Project Summary: The human fungal pathogen Candida albicans causes a range of diseases including severe morbidity from mucosal infections and life-threatening systemic infections. There is an urgent need to improve the therapeutic management of C. albicans since the pool of susceptible individuals is increasing due to factors that include new medical treatments, an aging population, and the emergence of drug resistant strains. Central to the pathogenesis of C. albicans is its ability to grow in different morphologies that promote dissemination in the host. Small budding cells more readily colonize the G.I. tract and disseminate in the bloodstream, whereas elongated hyphal cells mediate invasion into tissues and promote biofilm formation. However, the current models for the regulation of hyphal growth that were developed ~20 years ago now have limitations. Therefore, we propose innovative new experiments to overcome the major barriers to progress. Aim 1 is to define the mechanisms of a novel cAMP-independent pathway for hyphal growth that we discovered recently.
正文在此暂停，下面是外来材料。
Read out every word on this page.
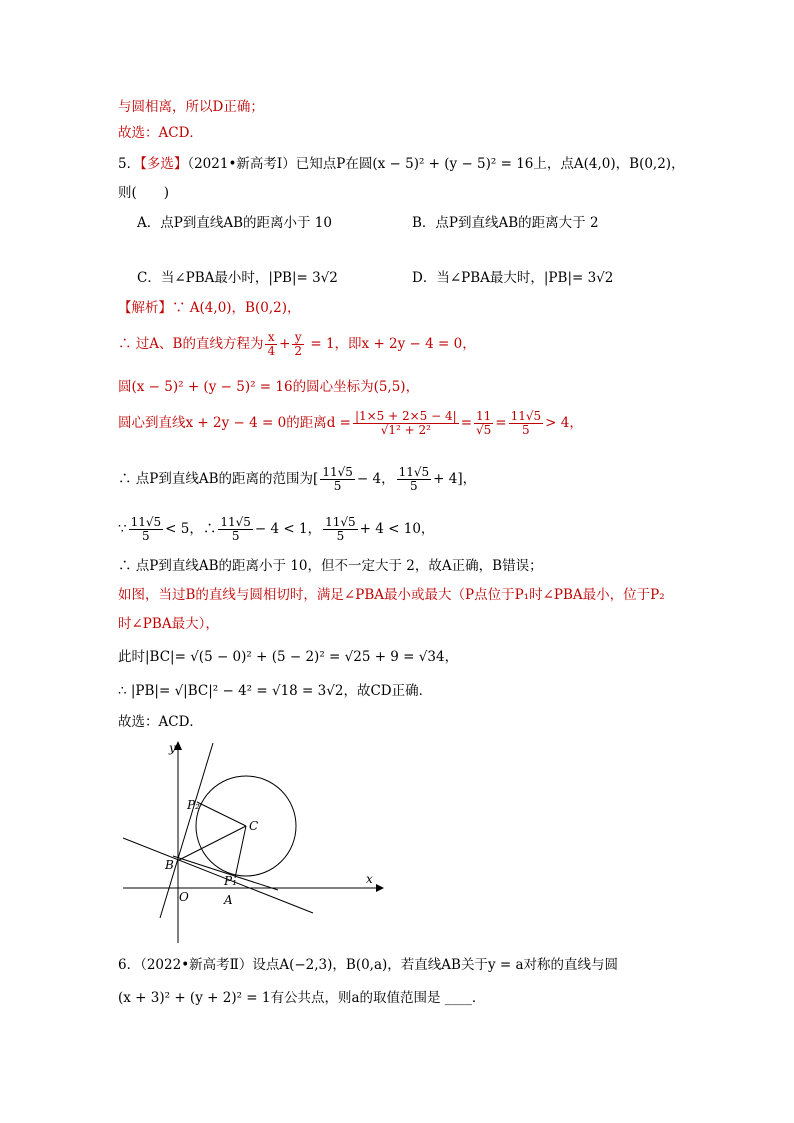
与圆相离，所以D正确；
故选：ACD．
5．【多选】（2021•新高考Ⅰ）已知点P在圆(x − 5)² + (y − 5)² = 16上，点A(4,0)，B(0,2)，
则(　　)
A．点P到直线AB的距离小于 10	B．点P到直线AB的距离大于 2
C．当∠PBA最小时，|PB|= 3√2	D．当∠PBA最大时，|PB|= 3√2
【解析】∵ A(4,0)，B(0,2)，
∴ 过A、B的直线方程为 $\frac{x}{4} + \frac{y}{2} = 1$，即x + 2y − 4 = 0，
圆(x − 5)² + (y − 5)² = 16的圆心坐标为(5,5)，
圆心到直线x + 2y − 4 = 0的距离$d = \frac{|1\times 5 + 2\times 5 - 4|}{\text{√1² + 2²}} = \frac{11}{√5} = \frac{11√5}{5} > 4$，
∴ 点P到直线AB的距离的范围为[ $\frac{11√5}{5} - 4$， $\frac{11√5}{5} + 4$]，
∵ $\frac{11√5}{5} < 5$，∴ $\frac{11√5}{5} - 4 < 1$， $\frac{11√5}{5} + 4 < 10$，
∴ 点P到直线AB的距离小于 10，但不一定大于 2，故A正确，B错误；
如图，当过B的直线与圆相切时，满足∠PBA最小或最大（P点位于P₁时∠PBA最小，位于P₂
时∠PBA最大），
此时|BC|= √(5 − 0)² + (5 − 2)² = √25 + 9 = √34，
∴ |PB|= √|BC|² − 4² = √18 = 3√2，故CD正确．
故选：ACD．
y
x
O	A
B
C
P₂
P₁
6．（2022•新高考Ⅱ）设点A(−2,3)，B(0,a)，若直线AB关于y = a对称的直线与圆
(x + 3)² + (y + 2)² = 1有公共点，则a的取值范围是 ____．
These results are expected to identify important new mediators of hyphal growth that move the field past the narrow focus on adenylyl cyclase and cAMP signaling. Aim 2 is to determine how phosphorylation regulates the signaling and morphogenesis proteins that promote hyphal formation. These studies are expected to fill a gap in our understanding of the mechanisms that stimulate hyphal growth that can’t be explained by previous studies that have focused on the role of hyphal-induced genes. Aim 3 is to determine which genes influence hyphal growth in the host by studying unusual clinical isolates that are defective in forming hyphae. These hyphal defective clinical strains are thought to arise during commensal growth, since budding cells are better able to colonize the GI tract (whereas hyphae are better invading into tissues). Defining the mechanisms that regulate the switch to hyphal morphogenesis will provide new insights into C. albicans pathogenesis and new opportunities for developing antifungal therapy.

项目概要： 人类真菌病原体白色念珠菌引起一系列疾病，包括严重的 粘膜感染和危及生命的全身性感染的发病率。迫切需要 提高C.白色念珠菌，因为易感个体池 由于新的医疗手段、人口老龄化以及 耐药菌株的出现。C.白色念珠菌是它的生长能力 以不同的形态在宿主中传播。小的出芽细胞更容易 殖民美国大兵在血液中传播，而细长的菌丝细胞 介导侵入组织并促进生物膜形成。然而，目前的模型 约20年前开发的菌丝生长调节现在具有局限性。因此，我们认为， 我们提出了创新的新实验，以克服取得进展的主要障碍。目标1： 定义了一种新的不依赖cAMP的菌丝生长途径的机制， 最近发现的。这些结果有望确定重要的新介质的菌丝 这一增长使该领域超越了对腺苷酸环化酶和cAMP信号传导的狭隘关注。目标二是 以确定磷酸化如何调节信号和形态发生蛋白， 促进菌丝形成。这些研究有望填补我们对这一问题的认识上的空白。 刺激菌丝生长的机制，不能用以前的研究来解释， 集中于菌丝诱导基因的作用。目的3是确定影响菌丝生长的基因 通过研究在菌丝形成方面有缺陷的不寻常的临床分离株在宿主中的生长。这些 菌丝缺陷型临床菌株被认为是在菌丝生长过程中产生的，因为出芽细胞 能够更好地定殖胃肠道（而菌丝更好地侵入组织）。限定 调控菌丝形态发生转换的机制将为C. 白念珠菌的发病机制和发展抗真菌治疗的新机会。